Isn’t it possible that making seniors have “more skin in the game” through higher out-of-pocket expenses will succeed in cutting out wasteful spending and keep premiums within the capped limits? That’s what a group of conservative think tank experts argued in a letter to Congressional leaders on Friday. Premium support “is a new way of structuring the financing of Medicare benefits that gives beneficiaries more control over their health choices and spending,” they wrote. “This premium support arrangement would reverse the incentives now in Medicare that promote wasteful spending.


What this ignores is an extensive body of research that shows raising out-of-pocket expenses has consistently failed to hold down costs. Moreover, when people do self-ration care based on price, they are just as likely to eliminate vital and cost-effective health and preventive services as they are to jettison waste. Most citizens, especially the frail elderly and the under-educated poor, are ill-prepared to sort out the wheat from chaff in modern high-technology medicine.

There is one way to avoid these negative outcomes. The government could set minimum standards for the insurance plans sold to seniors and the poor and set up exchanges, perhaps in the states, to enforce those standards. It could also guarantee that the premium support was adequate for poorer seniors (about half live solely on Social Security) to purchase those plans.

There’s a precedent for this approach. Republicans call it “Obamacare.” Democrats call it health care reform, which also included an Independent Payment Advisory Board that every year after 2015 is going to recommend to Congress cuts in Medicare anytime expenditures go over GDP+1. Republicans want to repeal this measure, along with the rest of the bill.

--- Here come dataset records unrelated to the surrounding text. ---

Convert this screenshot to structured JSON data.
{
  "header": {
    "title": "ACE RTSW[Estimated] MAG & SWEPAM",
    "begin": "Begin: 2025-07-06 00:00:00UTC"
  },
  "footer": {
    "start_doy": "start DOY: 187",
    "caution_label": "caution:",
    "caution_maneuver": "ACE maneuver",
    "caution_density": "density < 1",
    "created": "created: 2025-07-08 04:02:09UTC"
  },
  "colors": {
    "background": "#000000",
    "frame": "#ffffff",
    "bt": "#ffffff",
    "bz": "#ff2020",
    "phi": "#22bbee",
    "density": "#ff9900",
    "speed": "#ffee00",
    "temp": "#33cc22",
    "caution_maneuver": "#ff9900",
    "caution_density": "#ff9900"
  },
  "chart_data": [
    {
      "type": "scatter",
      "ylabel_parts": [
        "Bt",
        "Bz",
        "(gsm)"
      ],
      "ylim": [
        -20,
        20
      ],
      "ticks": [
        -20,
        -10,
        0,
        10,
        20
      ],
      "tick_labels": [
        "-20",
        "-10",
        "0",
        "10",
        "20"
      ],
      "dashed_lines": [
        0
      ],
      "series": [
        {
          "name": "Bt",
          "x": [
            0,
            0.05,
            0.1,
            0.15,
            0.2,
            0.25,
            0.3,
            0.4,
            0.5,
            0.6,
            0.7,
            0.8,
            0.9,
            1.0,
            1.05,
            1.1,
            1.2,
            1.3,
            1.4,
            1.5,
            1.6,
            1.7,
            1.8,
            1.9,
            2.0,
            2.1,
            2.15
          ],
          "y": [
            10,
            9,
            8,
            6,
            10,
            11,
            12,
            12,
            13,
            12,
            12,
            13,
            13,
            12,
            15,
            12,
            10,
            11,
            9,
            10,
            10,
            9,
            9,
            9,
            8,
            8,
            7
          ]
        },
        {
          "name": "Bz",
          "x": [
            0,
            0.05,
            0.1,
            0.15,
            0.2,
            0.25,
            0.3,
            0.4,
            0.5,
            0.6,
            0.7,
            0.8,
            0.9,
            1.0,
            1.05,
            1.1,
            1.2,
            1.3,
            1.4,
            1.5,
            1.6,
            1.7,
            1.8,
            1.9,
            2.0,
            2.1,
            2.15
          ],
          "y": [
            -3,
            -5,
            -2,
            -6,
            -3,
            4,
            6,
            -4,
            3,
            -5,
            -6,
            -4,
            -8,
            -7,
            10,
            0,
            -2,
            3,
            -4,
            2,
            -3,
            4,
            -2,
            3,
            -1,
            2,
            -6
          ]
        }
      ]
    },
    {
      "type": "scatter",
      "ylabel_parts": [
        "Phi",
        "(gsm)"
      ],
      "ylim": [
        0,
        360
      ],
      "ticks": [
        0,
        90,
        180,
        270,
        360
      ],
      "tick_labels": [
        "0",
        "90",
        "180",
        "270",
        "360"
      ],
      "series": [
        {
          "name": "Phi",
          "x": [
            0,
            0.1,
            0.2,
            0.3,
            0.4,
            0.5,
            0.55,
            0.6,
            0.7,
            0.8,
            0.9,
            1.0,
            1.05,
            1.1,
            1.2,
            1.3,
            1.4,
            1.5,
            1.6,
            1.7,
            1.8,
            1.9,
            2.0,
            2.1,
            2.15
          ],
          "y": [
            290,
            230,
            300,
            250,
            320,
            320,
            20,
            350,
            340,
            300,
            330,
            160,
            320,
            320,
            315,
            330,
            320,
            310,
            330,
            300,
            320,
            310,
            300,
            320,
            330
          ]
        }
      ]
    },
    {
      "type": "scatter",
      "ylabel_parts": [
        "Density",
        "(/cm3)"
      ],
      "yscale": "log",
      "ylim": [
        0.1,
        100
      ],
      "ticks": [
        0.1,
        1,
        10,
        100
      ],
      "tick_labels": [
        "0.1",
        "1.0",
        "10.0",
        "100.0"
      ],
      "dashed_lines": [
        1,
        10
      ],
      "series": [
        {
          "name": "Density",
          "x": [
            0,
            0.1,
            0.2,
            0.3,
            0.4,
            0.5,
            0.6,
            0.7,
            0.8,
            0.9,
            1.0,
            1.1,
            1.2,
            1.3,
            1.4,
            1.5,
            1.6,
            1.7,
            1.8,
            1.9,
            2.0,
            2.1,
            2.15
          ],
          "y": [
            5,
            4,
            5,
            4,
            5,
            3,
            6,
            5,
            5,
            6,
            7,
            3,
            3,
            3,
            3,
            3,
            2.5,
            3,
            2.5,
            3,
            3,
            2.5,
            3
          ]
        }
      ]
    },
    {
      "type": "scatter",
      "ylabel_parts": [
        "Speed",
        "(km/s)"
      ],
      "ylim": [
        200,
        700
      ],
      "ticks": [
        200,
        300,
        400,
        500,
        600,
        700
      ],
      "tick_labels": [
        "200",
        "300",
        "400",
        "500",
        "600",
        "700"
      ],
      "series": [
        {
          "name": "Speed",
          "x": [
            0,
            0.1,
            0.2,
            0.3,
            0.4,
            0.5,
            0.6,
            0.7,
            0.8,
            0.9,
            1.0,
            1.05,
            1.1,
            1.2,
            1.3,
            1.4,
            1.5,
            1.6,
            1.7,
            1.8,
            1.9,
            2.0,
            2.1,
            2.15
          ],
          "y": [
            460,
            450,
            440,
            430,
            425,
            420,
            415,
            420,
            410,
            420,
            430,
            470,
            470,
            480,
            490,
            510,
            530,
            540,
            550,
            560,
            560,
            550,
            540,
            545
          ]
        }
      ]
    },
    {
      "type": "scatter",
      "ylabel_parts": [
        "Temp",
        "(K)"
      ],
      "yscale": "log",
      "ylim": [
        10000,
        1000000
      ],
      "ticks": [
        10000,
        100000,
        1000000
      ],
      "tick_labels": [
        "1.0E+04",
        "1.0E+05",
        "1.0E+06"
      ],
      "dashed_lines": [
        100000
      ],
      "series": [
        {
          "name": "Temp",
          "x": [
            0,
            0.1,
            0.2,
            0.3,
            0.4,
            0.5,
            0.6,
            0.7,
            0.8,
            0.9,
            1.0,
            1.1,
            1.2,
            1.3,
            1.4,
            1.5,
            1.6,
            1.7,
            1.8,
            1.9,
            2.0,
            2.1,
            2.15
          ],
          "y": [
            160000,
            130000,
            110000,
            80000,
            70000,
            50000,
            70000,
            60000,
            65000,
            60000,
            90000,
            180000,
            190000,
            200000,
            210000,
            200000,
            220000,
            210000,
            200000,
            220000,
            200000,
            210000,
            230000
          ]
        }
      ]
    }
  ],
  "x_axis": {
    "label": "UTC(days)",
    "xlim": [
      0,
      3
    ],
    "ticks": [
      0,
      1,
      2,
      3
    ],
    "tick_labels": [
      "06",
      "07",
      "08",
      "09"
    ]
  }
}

Turning Medicare and Medicaid over to the insurance industry selling exchange-regulated policies would require one more law change in order to achieve the savings promised by Ryan-Rivlin. It would require the government directly regulate the prices charged by insurers so they never grew faster than GDP+1. While Democrats were willing to put that on the table for Medicare (subject to a Congressional vote, of course), no one has been willing to suggest price controls on the private sector.


Princeton University health economist Uwe Reinhardt, who sits on the boards of device-maker Boston Scientific and Amerigroup, a managed care provider, argued in his February critique of the Ryan-Rivlin plan that the most likely outcome of turning Medicare into a defined contribution plan from its current defined benefits would be an ever-widening gap between the level of government support and what constitutes good health care in our society. That would lead to “a multi-tiered health system with a highly financially constrained, bare-bones system for tax-financed health insurance, a broad but varied set of tiers for privately insured patients and a boutique tier for Americans able to afford that style of care.”

Ryan suggested his plan would avoid this fate by means testing the premium support handouts. “Wealthy seniors” would get less, while poorer and sicker seniors would get more. Yet he acknowledged that a premium support system would shift more costs onto seniors as a group.

And it was that element that drew immediate fire from his counterpart on the Budget Committee, ranking member Rep. Chris Van Hollen, D-Md., who was more than willing to send a surge of current down the third rail of American politics. The Ryan plan, he said, would “end the current health care guarantees for seniors on Medicare, and deny health care coverage to tens of millions of Americans. That’s not courageous, it’s wrong.”